According to a previous study, the risk factors for hematogenous complications of S. aureus infection are failure to remove the catheter (relative risk, 2.28; 95% confidence interval, 1.22–4.27) and, among patients for whom the catheter has been removed, a longer mean duration from symptom onset to catheter removal (5 vs. 2 days; p < 0.001) [16]. The risk of increased disease severity is also higher among patients with persistent bacteremia; the interval in days between antibiotic initiation and the last positive blood culture tended to be longer in patients with delayed catheter removal than in patients with prompt removal, but this difference did not reach statistical significance in this small study (p = 0.07) [17]. These results might be explained in part by the failure to carefully examine the insertion site; thorough examination is imperative to prevent hematogenous complications. While there are no reports on the average cost of PVC-BSIs, treating CVC-BSIs is quite expensive and it is likely that treating PVC-BSIs infections is also costly [18, 19]. Furthermore, both the potential harm to patients and the additional costs resulting from extended hospitalization are serious problems.

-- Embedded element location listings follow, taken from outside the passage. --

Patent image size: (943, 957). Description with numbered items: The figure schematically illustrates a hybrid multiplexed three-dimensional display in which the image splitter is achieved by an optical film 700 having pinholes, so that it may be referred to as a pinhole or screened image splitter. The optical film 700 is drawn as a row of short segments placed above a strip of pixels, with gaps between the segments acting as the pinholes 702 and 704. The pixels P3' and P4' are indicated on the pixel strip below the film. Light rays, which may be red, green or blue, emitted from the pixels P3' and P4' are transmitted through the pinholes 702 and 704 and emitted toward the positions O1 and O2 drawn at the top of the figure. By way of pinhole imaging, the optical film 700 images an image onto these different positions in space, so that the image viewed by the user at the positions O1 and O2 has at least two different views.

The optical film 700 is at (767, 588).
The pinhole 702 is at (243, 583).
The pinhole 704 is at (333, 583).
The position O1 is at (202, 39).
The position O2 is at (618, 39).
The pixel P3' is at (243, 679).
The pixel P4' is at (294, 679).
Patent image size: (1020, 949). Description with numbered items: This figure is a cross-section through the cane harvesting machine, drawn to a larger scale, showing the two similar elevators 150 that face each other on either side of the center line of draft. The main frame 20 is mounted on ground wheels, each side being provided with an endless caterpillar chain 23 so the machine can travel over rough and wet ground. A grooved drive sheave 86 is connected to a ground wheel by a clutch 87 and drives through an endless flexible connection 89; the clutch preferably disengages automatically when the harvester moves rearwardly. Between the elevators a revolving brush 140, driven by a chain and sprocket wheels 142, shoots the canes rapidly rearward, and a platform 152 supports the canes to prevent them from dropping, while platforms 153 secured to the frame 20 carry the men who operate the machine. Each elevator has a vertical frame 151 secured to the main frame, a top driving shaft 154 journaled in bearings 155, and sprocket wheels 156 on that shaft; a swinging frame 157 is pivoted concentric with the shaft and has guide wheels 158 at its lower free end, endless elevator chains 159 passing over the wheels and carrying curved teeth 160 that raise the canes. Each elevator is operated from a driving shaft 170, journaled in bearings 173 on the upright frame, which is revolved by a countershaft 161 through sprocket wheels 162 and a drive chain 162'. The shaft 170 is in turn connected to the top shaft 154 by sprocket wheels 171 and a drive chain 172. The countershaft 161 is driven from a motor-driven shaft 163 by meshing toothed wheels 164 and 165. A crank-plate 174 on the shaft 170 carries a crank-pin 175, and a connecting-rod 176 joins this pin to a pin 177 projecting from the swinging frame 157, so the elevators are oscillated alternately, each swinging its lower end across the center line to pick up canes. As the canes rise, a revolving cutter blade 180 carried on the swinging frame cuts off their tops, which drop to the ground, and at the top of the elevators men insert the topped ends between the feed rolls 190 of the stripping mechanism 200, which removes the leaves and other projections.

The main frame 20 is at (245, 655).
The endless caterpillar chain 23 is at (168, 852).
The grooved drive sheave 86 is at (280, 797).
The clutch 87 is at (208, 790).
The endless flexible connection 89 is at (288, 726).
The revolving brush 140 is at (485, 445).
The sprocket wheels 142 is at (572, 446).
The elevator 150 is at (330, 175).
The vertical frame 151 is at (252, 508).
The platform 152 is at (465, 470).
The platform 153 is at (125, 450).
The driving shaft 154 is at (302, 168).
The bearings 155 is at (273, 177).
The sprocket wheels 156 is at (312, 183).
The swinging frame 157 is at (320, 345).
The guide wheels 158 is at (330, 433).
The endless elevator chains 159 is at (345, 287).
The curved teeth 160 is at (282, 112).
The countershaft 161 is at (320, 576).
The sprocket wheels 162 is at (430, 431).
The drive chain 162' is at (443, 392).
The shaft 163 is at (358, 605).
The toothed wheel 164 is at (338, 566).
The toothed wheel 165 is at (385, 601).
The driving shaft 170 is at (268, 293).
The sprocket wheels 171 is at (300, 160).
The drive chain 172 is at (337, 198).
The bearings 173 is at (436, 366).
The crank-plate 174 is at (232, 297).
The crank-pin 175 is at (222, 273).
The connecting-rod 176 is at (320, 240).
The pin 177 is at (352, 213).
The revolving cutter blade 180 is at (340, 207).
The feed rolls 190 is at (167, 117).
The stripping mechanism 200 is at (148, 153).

With respect to microbiological data, a previous study reported that patients with PVC-BSIs had a higher proportion of S. aureus infections than did patients with CVC-BSIs (53% vs. 33%) [20]. When PVC-related bacteremia caused by S. aureus was compared with PVC-related bacteremia due to other pathogens, no differences were observed in age, sex, insertion site, time from catheter insertion to BSI, or complications.

In another study, the overall mortality rate was 29% among patients with nosocomial S. aureus bacteremia admitted to two hospitals in Oxford, UK [21]; however, we found a higher overall mortality rate (35.8%) among patients with S. aureus bacteremia in the present study. The high mortality rate observed in our study could be related to several factors, such as severe underlying disease, older age, and the presence of metastatic complications. Unfortunately, the retrospective nature of this study precluded our ability to distinguish between all-cause 30-day mortality and 30-day mortality related to PVC-BSIs.

Our study has a number of limitations, such as its retrospective nature and the lack of record concerning the infection site in 11 (17.7%) cases or the duration of catheter insertion in 26 (41.9%) cases. Furthermore, we were not able to identify cases in which only localized infection occurred at the insertion site and did not lead to bacteremia. Additional research is needed to reveal how many PVC infection cases only have a localized infection that does not lead to bacteremia. Moreover, the currently available information regarding the causative organisms of PVC-BSIs is inadequate because of a lack of surveillance data, making comparison of our data difficult. Furthermore, there is the possibility that our study had confounding factors; however, our sample size was not adequate to determine potential confounders. Future work will aim to adjust the data for the time from catheter insertion to bacteremia, department, and complications. Further investigation of these findings is warranted.

PVC-BSIs are a significant cause of health care-associated infection. Here, we observed severe cases of PVC-BSI requiring intensive and long-term care along with lengthy durations of antibiotic treatment due to hematogenous complications, and some patients died. For patients with PVC-BSIs, S. aureus bacteremia remains a major problem that may influence the prognosis. For S. aureus bacteremia of unknown focus, catheter removal may prevent hematogenous complications and death. Importantly, isolated assessments of the PVC-BSI risk at medical facilities using information such as prevalence, duration of catheter insertion, and dressing management are insufficient because of a lack of surveillance data. More cases and data must be collected for further analyses on this important subject.